Click Add and configure the administration details.

Field	Description
Logging	Select this option to enable debugging operations for configured environment. This enables the PSL and Java logging of the specified environment. The PSL debug file of the environment is located under: Patrol3/log/PSO_<DB type>^<environment name>-<Agent host>-<Agent port>.kmlog For example: Patrol3/log/PSO_Local^DB2Env-IL-hhomndf-W1-3181.kmlog The Java debug file of the environment is located under: Patrol3/pso/logs/java/<DB type>^<environment>_<Agent port>_JavaCollector.log For example: Patrol3/pso/logs/java/Local^DB2Env_3181_JavaCollector.log.0
Availability collection interval (min)	Enter the availability collection time in minutes for the DB2 JAVA collector. The default collection time is 1 minutes.
Data collection interval (min)	Enter the data collection time in minutes for the DB2 JAVA collector. The default collection time is 10 minutes.
IBM db2diag log collection interval (min)	Enter the IBM db2diag log collection time in minutes for the DB2 JAVA collector. The default collection time is 5 minutes.
Long running data collection queries threshold (sec)	Enter the threshold to monitor the data collection SQL queries that run longer than the number of seconds entered.
Long running data collection commands threshold (sec)	Enter the threshold to monitor the data collection CLP or OS commands that run longer than the number of seconds entered.
Device mapping	Select this option to enable device mapping for all hosts in this environment. If enabled, all the monitors gets created within a device according to the discovered host name of the monitored system. If disabled, all the monitors gets discovered under the PATROL Agent host device.
Disable monitoring for IBM DB2 remote databases	Select this option to disable the discovery of IBM DB2 remote databases.

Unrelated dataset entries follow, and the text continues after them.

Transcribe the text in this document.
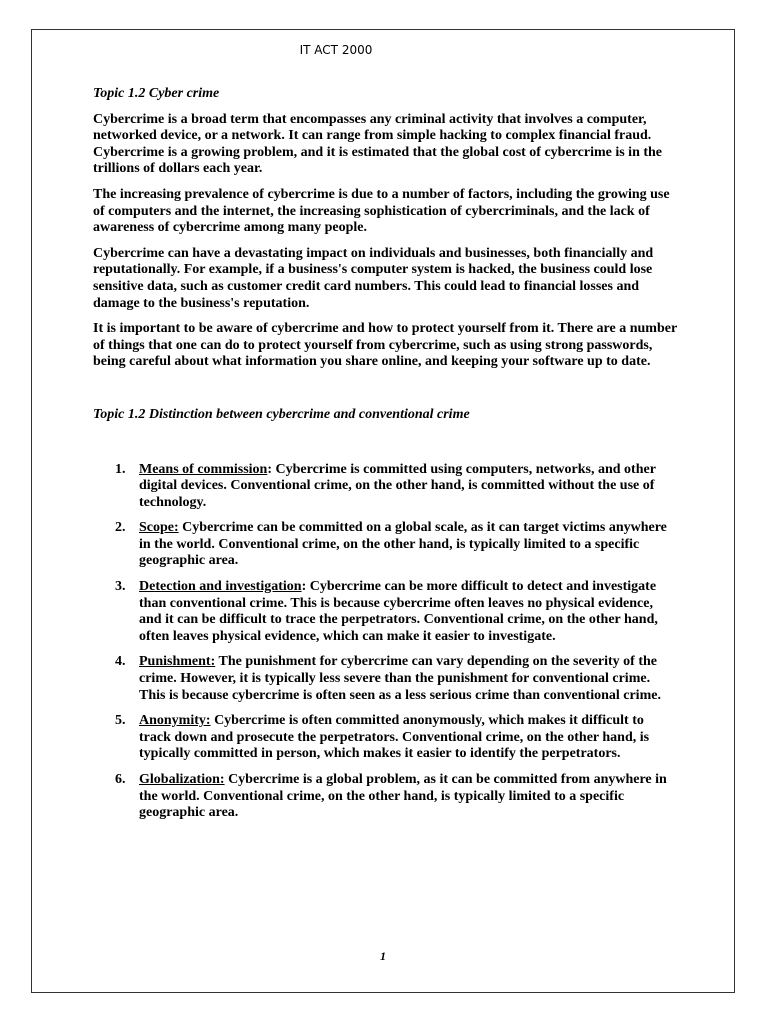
IT ACT 2000

Topic 1.2 Cyber crime

Cybercrime is a broad term that encompasses any criminal activity that involves a computer, networked device, or a network. It can range from simple hacking to complex financial fraud. Cybercrime is a growing problem, and it is estimated that the global cost of cybercrime is in the trillions of dollars each year.

The increasing prevalence of cybercrime is due to a number of factors, including the growing use of computers and the internet, the increasing sophistication of cybercriminals, and the lack of awareness of cybercrime among many people.

Cybercrime can have a devastating impact on individuals and businesses, both financially and reputationally. For example, if a business's computer system is hacked, the business could lose sensitive data, such as customer credit card numbers. This could lead to financial losses and damage to the business's reputation.

It is important to be aware of cybercrime and how to protect yourself from it. There are a number of things that one can do to protect yourself from cybercrime, such as using strong passwords, being careful about what information you share online, and keeping your software up to date.

Topic 1.2 Distinction between cybercrime and conventional crime

1. Means of commission: Cybercrime is committed using computers, networks, and other digital devices. Conventional crime, on the other hand, is committed without the use of technology.
2. Scope: Cybercrime can be committed on a global scale, as it can target victims anywhere in the world. Conventional crime, on the other hand, is typically limited to a specific geographic area.
3. Detection and investigation: Cybercrime can be more difficult to detect and investigate than conventional crime. This is because cybercrime often leaves no physical evidence, and it can be difficult to trace the perpetrators. Conventional crime, on the other hand, often leaves physical evidence, which can make it easier to investigate.
4. Punishment: The punishment for cybercrime can vary depending on the severity of the crime. However, it is typically less severe than the punishment for conventional crime. This is because cybercrime is often seen as a less serious crime than conventional crime.
5. Anonymity: Cybercrime is often committed anonymously, which makes it difficult to track down and prosecute the perpetrators. Conventional crime, on the other hand, is typically committed in person, which makes it easier to identify the perpetrators.
6. Globalization: Cybercrime is a global problem, as it can be committed from anywhere in the world. Conventional crime, on the other hand, is typically limited to a specific geographic area.
1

Disable monitoring configuration

Click Add and configure the disable monitoring details.

Field	Description
Disable monitoring environment	Select this option to disable the KM from discovering and monitoring the configured environment.
IBM DB2 instance disable monitoring list
Instance name	Enter the IBM DB2 instance name that you want to disable from monitoring. The disable monitoring file location configuration will be applied to this IBM DB2 instance. Regex is not supported
Disable monitoring file location	Enter the absolute location of the disable monitoring file. The disable monitoring file should be configured on the IBM DB2 host. Important: After you remove the disable monitoring file from the monitoring system, monitoring will be enabled.

Global monitoring setting

Field	Description
Logging	Select this option to enable main PSL debug logging for global configuration. The log file path:Patrol3/log/PSO_Local_main-<Agent host>-<Agent port>.kmlog
Disable environments monitoring file location	Enter the absolute location of the disable monitoring file. The disable monitoring file should be configured on the PATROL Agent host. Important: After you remove the disable monitoring file from the monitoring system, the monitoring will be enabled.